Here’s my code. Any tip on how to improve the performance would be appreciated.
P.D I’ve noticed that commenting the u=copy(u) line makes code10s faster but whenever I do that u stops updating, I’m sure that it’s due to scope issues but I haven’t found a way around.
function NLWaveSolver(I, V, G, L, dt, C, T, DX,bp,np)

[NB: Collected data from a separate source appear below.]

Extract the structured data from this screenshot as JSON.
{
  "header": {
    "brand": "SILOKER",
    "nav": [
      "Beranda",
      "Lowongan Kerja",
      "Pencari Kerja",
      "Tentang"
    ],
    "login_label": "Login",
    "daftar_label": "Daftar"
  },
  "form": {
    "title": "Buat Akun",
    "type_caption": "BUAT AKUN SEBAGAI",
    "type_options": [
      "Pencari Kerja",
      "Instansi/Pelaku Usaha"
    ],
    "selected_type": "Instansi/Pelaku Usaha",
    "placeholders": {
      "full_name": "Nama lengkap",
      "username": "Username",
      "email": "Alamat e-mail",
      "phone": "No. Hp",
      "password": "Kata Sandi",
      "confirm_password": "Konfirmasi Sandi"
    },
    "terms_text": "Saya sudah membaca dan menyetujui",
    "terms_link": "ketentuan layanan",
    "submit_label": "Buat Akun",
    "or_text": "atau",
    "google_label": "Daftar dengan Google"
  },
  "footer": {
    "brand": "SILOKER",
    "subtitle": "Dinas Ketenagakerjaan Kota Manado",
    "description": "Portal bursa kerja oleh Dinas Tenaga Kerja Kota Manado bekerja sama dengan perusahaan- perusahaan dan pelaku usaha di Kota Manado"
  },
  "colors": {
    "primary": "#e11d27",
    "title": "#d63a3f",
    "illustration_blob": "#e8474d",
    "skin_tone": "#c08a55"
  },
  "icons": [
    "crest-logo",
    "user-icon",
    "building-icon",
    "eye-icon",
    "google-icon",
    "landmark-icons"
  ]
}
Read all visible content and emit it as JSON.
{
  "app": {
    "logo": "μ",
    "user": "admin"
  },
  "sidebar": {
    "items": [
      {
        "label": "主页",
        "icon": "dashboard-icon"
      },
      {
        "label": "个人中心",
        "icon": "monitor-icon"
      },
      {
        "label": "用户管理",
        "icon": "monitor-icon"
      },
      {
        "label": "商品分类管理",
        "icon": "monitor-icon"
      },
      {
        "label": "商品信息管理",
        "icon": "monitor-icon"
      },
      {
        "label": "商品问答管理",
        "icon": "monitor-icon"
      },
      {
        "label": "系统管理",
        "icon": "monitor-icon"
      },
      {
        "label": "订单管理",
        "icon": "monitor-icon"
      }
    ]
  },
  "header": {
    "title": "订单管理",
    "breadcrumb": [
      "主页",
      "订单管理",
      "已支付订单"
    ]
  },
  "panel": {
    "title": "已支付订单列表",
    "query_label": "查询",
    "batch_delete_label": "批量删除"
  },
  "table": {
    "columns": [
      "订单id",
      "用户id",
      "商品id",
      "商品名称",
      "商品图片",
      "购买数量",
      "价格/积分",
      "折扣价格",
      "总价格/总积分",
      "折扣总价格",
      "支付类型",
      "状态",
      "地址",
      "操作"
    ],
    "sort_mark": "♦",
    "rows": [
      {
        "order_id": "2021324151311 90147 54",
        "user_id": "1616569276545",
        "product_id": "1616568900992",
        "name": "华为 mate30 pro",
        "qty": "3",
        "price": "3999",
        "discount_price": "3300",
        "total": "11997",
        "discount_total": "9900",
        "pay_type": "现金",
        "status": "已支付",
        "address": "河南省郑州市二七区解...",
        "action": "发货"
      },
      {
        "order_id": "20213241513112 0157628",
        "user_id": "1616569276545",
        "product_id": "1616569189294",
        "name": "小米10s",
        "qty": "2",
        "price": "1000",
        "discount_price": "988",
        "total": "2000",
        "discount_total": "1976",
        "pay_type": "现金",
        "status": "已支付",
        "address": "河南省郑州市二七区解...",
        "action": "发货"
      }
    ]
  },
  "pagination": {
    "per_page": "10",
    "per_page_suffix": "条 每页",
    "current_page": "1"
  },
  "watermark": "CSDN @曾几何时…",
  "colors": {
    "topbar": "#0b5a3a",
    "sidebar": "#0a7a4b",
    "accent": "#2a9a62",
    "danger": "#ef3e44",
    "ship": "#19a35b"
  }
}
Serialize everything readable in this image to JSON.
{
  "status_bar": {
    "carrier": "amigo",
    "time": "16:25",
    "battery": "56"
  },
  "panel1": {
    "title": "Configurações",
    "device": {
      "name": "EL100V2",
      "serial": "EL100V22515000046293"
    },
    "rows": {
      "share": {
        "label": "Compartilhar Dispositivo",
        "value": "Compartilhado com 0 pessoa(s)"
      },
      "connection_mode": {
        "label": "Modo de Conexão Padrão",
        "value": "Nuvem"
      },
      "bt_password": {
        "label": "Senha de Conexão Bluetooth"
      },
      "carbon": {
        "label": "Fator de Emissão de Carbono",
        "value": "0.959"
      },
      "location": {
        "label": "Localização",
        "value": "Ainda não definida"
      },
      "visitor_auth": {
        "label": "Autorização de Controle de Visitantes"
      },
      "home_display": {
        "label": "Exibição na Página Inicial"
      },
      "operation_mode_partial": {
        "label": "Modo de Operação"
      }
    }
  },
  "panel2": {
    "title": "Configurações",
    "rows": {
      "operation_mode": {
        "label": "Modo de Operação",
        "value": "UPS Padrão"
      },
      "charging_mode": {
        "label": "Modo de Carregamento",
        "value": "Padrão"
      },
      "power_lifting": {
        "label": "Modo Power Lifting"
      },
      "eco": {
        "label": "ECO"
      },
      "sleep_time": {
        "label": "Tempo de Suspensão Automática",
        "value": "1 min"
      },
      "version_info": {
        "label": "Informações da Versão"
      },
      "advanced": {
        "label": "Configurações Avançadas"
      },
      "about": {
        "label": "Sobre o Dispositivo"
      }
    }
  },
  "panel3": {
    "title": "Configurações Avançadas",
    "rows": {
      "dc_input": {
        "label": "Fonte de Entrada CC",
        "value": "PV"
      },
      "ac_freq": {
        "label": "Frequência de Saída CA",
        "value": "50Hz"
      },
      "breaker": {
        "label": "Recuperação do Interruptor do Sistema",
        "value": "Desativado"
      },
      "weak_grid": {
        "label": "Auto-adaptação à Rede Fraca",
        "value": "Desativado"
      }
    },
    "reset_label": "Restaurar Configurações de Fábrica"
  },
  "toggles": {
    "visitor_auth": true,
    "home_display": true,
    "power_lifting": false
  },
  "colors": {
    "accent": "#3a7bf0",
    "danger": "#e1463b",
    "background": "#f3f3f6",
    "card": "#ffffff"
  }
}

##########################################
Nt = Int(round(T / dt))
t = range(0, Nt * dt, length = Nt + 1)
dx = dt / C
Nx = Int(round(2 * L / dx)) + Int(1)
x = range(-L, L, length = Nx)
m=Vector{Float64}[]
sizehint!(m,Nt+1)
C2 = C^2
u_1 = zeros(Nx)
u_2 = zeros(Nx)
u = zeros(Nx)
###############################################################
######################## FIRST STEPS #########################################
@avxt for i = 1:Nx
u_1[i] = I[i]
end
push!(m, u_1)
@avxt for i = 2:Nx-1
u[i] =
u_1[i] * (1.0 - C2) + dt*V[i] + 0.5 * C2 * (u_1[i+1] + u_1[i-1]) -
0.5 * dt^2 * G(u_1[i],bp,np)
end
u[1] = DX[1]
u[Nx] = DX[2]
push!(m, u)
###############################################
##################LOOPS########################
function TXloop(a,b,c)
for j = 2:Nt
c = b
b = a
a=copy(a)
@avxt for i = 2:Nx-1
a[i] =
2.0 * b[i] * (1.0 - C2) + C2 * (b[i+1] + b[i-1]) - c[i] -
dt^2 * G(b[i],bp,np)
end
a[Nx]=c[Nx]-C*(c[Nx]-c[Nx-1])
a[1]=c[1]+C*(c[2]-c[1])
push!(m, a)
end
end
TXloop(u,u_1,u_2)
##############################################
##############################################
xv = range(-L, L, length = length(m[1]))
tv = range(0.0, T, length = length(m))
m2 = zeros(length(m[1]), length(m))
for j in eachindex(m)
@avxt for i in eachindex(m[1])
m2[i, j] = m[j][i]
end
end
return m, tv, x, m2
end